Epidemiolog Griffith University, Australia, Dicky Budiman menyebut bahwa langkah pemerintah dalam memberi izin penyelenggaraan acara berdasarkan leveling PPKM sudah benar. Bahkan menurutnya perlu ada uji coba untuk mengetes kesiapan menghadapi dampak yang ditimbulkan pasca acara pada situasi Covid-19.

“Makanya saya mendukung kalau ada uji coba, tapi harus benar-benar objektif,” kata Dicky kepada Tempo pada 7 Oktober 2021. Dicky menjelaskan maksud dari objektif adalah indikator-indikator pelanggaran itu bisa dipertanggungjawabkan.

Dicky menyebut Covid-19 di Indonesia saat ini belum sepenuhnya terkendali. Level penularan Covid-19 di Indonesia masuk dalam level penularan masyarakat (community transmission) yang menurut Dicky merupakan level terburuk, karena mayoritas kasus tidak terdeteksi.

Namun Dicky memaklumi bila pemerintah dan masyarakat menginginkan pelonggaran. Oleh karena itu, ia menyarankan pemerintah untuk memperkuat indikator yang lain.

“Indikator lainnya seperti positivity rate itu harus kuat, ditunjang testing tracing yang kuat,” ujarnya.

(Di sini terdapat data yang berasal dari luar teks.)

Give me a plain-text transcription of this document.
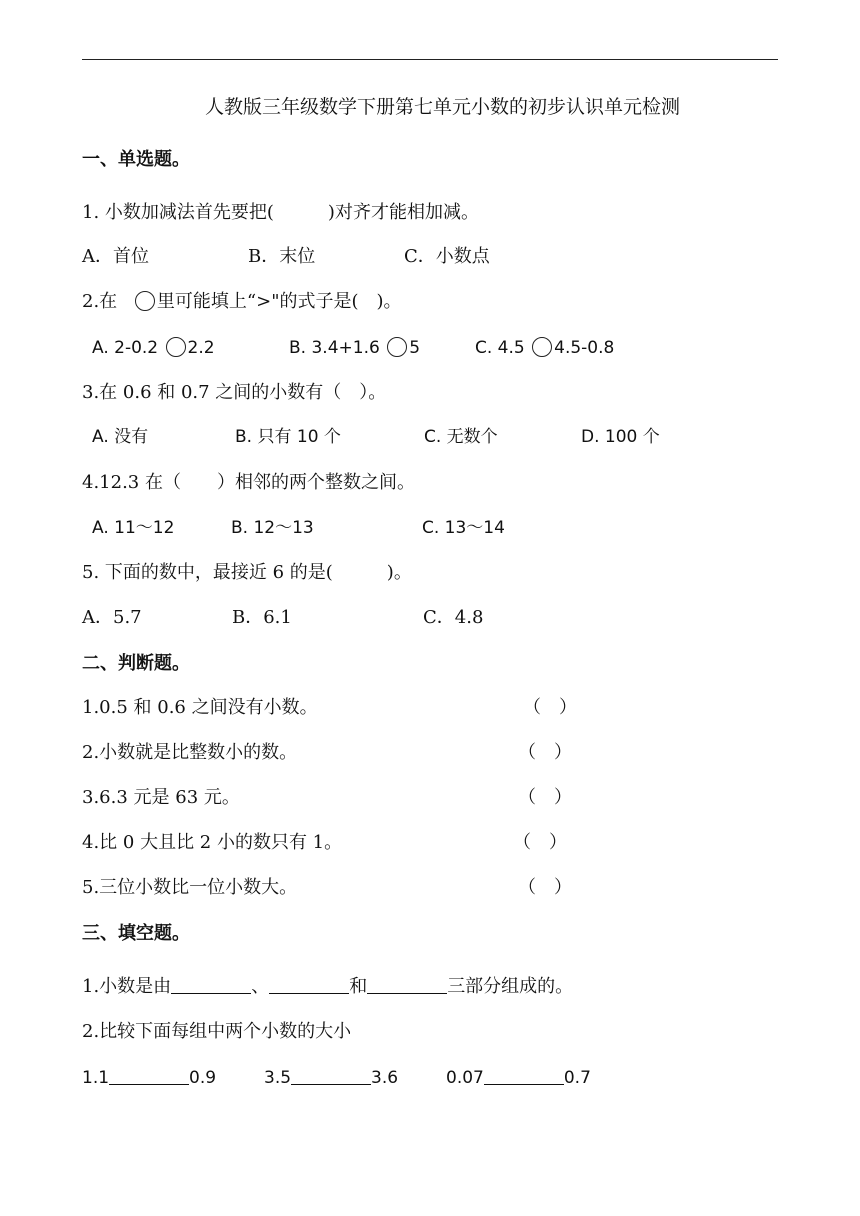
人教版三年级数学下册第七单元小数的初步认识单元检测
一、单选题。
1. 小数加减法首先要把(　　　)对齐才能相加减。
A．首位	B．末位	C．小数点
2.在 里可能填上“>"的式子是(　)。
A. 2-0.2 2.2	B. 3.4+1.6 5	C. 4.5 4.5-0.8
3.在 0.6 和 0.7 之间的小数有（　）。
A. 没有	B. 只有 10 个	C. 无数个	D. 100 个
4.12.3 在（　　）相邻的两个整数之间。
A. 11～12	B. 12～13	C. 13～14
5. 下面的数中，最接近 6 的是(　　　)。
A．5.7	B．6.1	C．4.8
二、判断题。
1.0.5 和 0.6 之间没有小数。	（　）
2.小数就是比整数小的数。	（　）
3.6.3 元是 63 元。	（　）
4.比 0 大且比 2 小的数只有 1。	（　）
5.三位小数比一位小数大。	（　）
三、填空题。
1.小数是由	、	和	三部分组成的。
2.比较下面每组中两个小数的大小
1.1	0.9	3.5	3.6	0.07	0.7
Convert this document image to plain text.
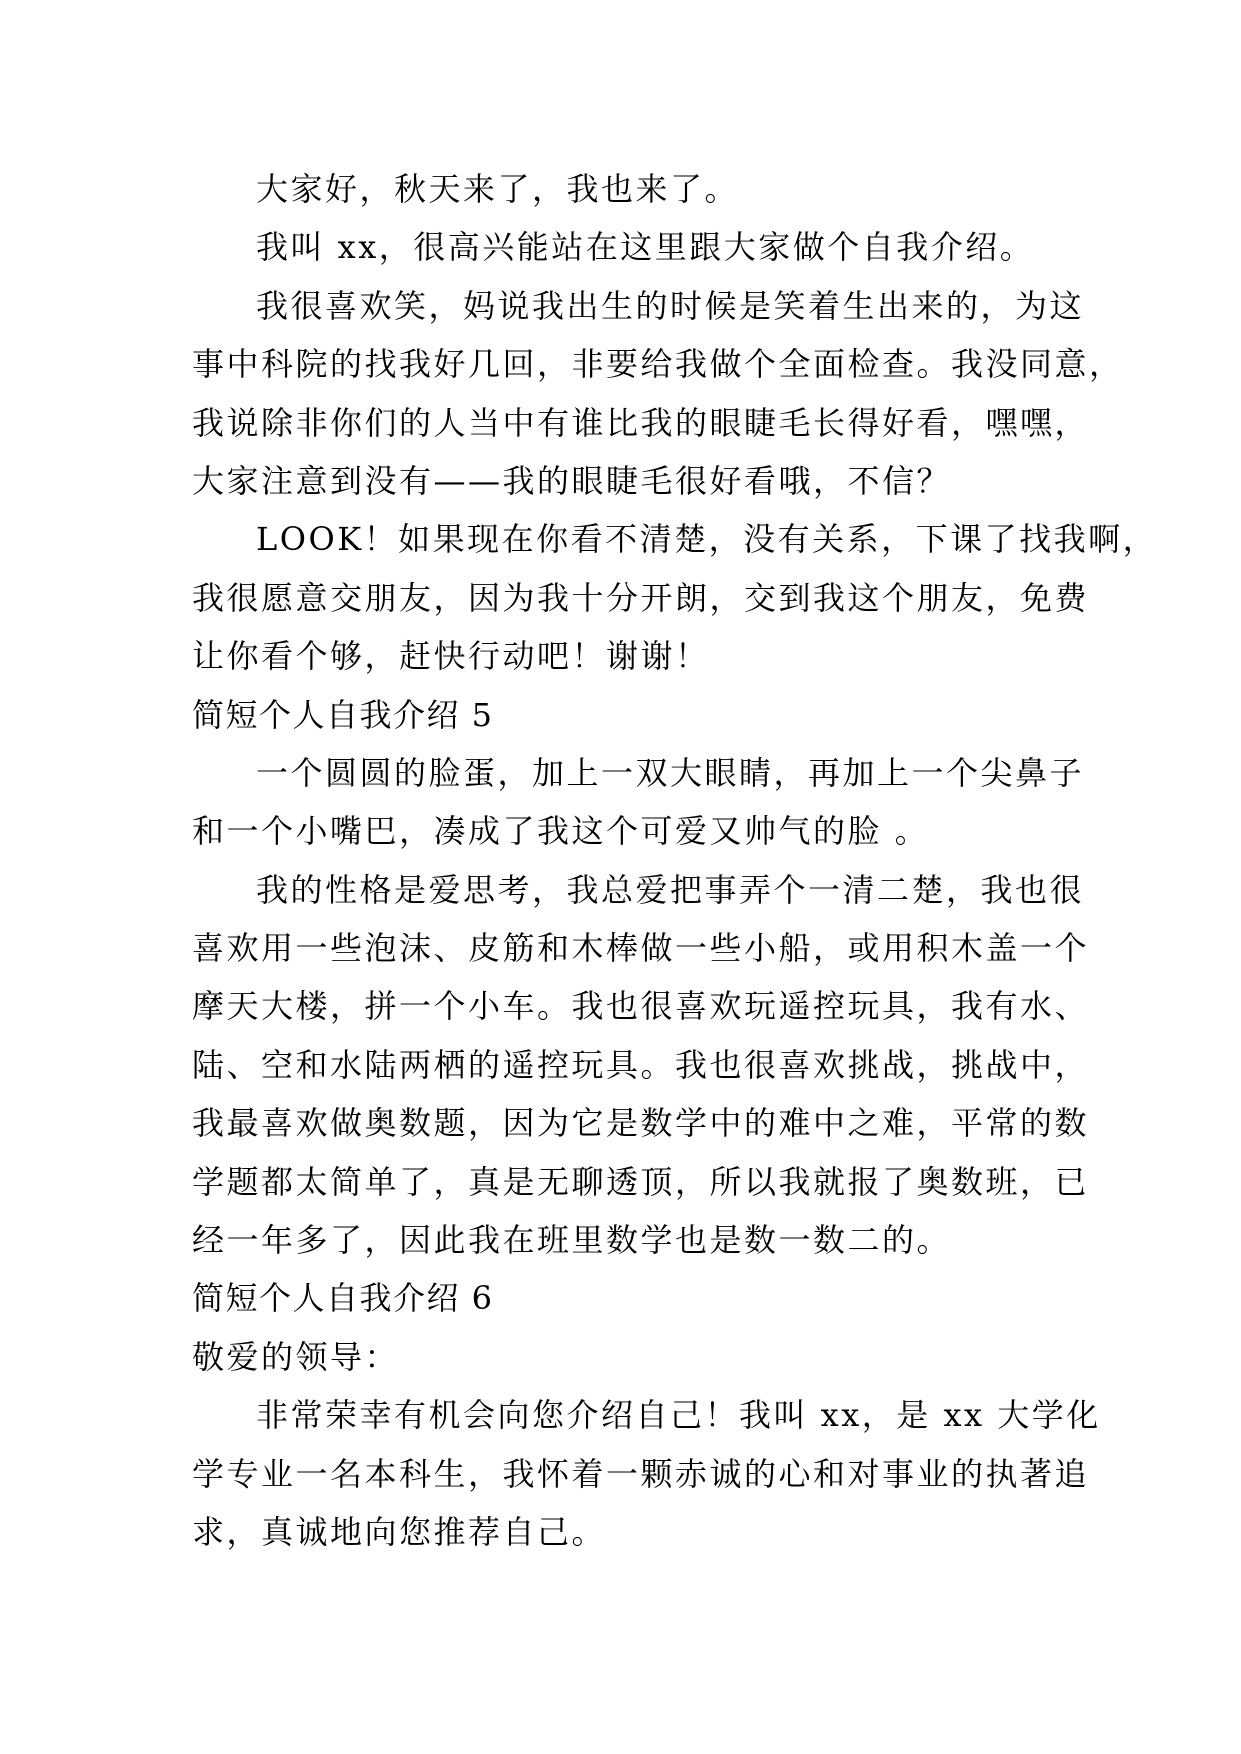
大家好，秋天来了，我也来了。
我叫 xx，很高兴能站在这里跟大家做个自我介绍。
我很喜欢笑，妈说我出生的时候是笑着生出来的，为这
事中科院的找我好几回，非要给我做个全面检查。我没同意，
我说除非你们的人当中有谁比我的眼睫毛长得好看，嘿嘿，
大家注意到没有——我的眼睫毛很好看哦，不信？
LOOK！如果现在你看不清楚，没有关系，下课了找我啊，
我很愿意交朋友，因为我十分开朗，交到我这个朋友，免费
让你看个够，赶快行动吧！谢谢！
简短个人自我介绍 5
一个圆圆的脸蛋，加上一双大眼睛，再加上一个尖鼻子
和一个小嘴巴，凑成了我这个可爱又帅气的脸 。
我的性格是爱思考，我总爱把事弄个一清二楚，我也很
喜欢用一些泡沫、皮筋和木棒做一些小船，或用积木盖一个
摩天大楼，拼一个小车。我也很喜欢玩遥控玩具，我有水、
陆、空和水陆两栖的遥控玩具。我也很喜欢挑战，挑战中，
我最喜欢做奥数题，因为它是数学中的难中之难，平常的数
学题都太简单了，真是无聊透顶，所以我就报了奥数班，已
经一年多了，因此我在班里数学也是数一数二的。
简短个人自我介绍 6
敬爱的领导：
非常荣幸有机会向您介绍自己！我叫 xx，是 xx 大学化
学专业一名本科生，我怀着一颗赤诚的心和对事业的执著追
求，真诚地向您推荐自己。
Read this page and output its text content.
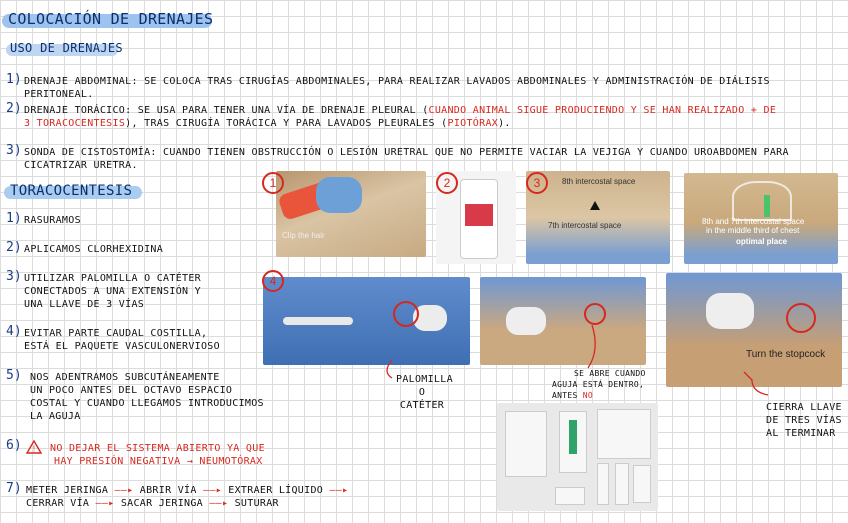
COLOCACIÓN DE DRENAJES
USO DE DRENAJES
1) DRENAJE ABDOMINAL: SE COLOCA TRAS CIRUGÍAS ABDOMINALES, PARA REALIZAR LAVADOS ABDOMINALES Y ADMINISTRACIÓN DE DIÁLISIS PERITONEAL.
2) DRENAJE TORÁCICO: SE USA PARA TENER UNA VÍA DE DRENAJE PLEURAL (CUANDO ANIMAL SIGUE PRODUCIENDO Y SE HAN REALIZADO + DE 3 TORACOCENTESIS), TRAS CIRUGÍA TORÁCICA Y PARA LAVADOS PLEURALES (PIOTÓRAX).
3) SONDA DE CISTOSTOMÍA: CUANDO TIENEN OBSTRUCCIÓN O LESIÓN URETRAL QUE NO PERMITE VACIAR LA VEJIGA Y CUANDO UROABDOMEN PARA CICATRIZAR URETRA.
TORACOCENTESIS
1) RASURAMOS
2) APLICAMOS CLORHEXIDINA
3) UTILIZAR PALOMILLA O CATÉTER
CONECTADOS A UNA EXTENSIÓN Y
UNA LLAVE DE 3 VÍAS
4) EVITAR PARTE CAUDAL COSTILLA,
ESTÁ EL PAQUETE VASCULONERVIOSO
5) NOS ADENTRAMOS SUBCUTÁNEAMENTE
UN POCO ANTES DEL OCTAVO ESPACIO
COSTAL Y CUANDO LLEGAMOS INTRODUCIMOS
LA AGUJA
6) ! NO DEJAR EL SISTEMA ABIERTO YA QUE
HAY PRESIÓN NEGATIVA → NEUMOTÓRAX
7) METER JERINGA ——▸ ABRIR VÍA ——▸ EXTRAER LÍQUIDO ——▸
CERRAR VÍA ——▸ SACAR JERINGA ——▸ SUTURAR
Clip the hair
1	2	8th intercostal space
7th intercostal space
3
8th and 7th intercostal space
in the middle third of chest
optimal place
4
Turn the stopcock
PALOMILLA
O
CATÉTER
SE ABRE CUANDO
AGUJA ESTÁ DENTRO,
ANTES NO
CIERRA LLAVE
DE TRES VÍAS
AL TERMINAR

Masalahnya, kata Dicky, hingga saat ini standar tes Indonesia masih mengacu pada standar tes 1 per 1000 penduduk dalam seminggu. Padahal, menurut Dicky, standar yang cukup harus empat kali lipatnya, bahkan lebih baik jika mencapai 12-20 kali lipatnya.

Ia juga memberi catatan pada penggunaan aplikasi PeduliLindungi untuk skrining kegiatan.

Enggak semua ada aksesnya, enggak semua punya internet. Jadi opsinya harus ada dua, manual (dan) digital, enggak bisa cuma satu (opsi).”

Dicky tidak memungkiri potensi gelombang ketiga Covid-19 bisa saja terjadi di Indonesia pada akhir tahun ini atau awal tahun depan. Ada tiga faktor yang mendukung hal itu. Pertama level penularan masyarakat, kedua rasio kematian per kasus yang melampaui rasio rata-rata dunia, dan ketiga rasio vaksinasi dosis penuh belum mencapai 50 persen populasi.

“Walaupun (gelombang ketiga) tidak terlihat dalam laporan nyata karena kapasitas testing tracing kita yang belum sesuai atau merespon skala pandemi,” kata Dicky.

Dicky pun menyarankan masyarakat agar tetap tidak abai pada protokol 5M (Memakai Masker, Mencuci Tangan, Menjaga Jarak, Menjauhi Kerumunan, dan Membatasi Mobilisasi dan Interaksi), bahkan walau sudah berada di wilayah PPKM Level 1 sekalipun.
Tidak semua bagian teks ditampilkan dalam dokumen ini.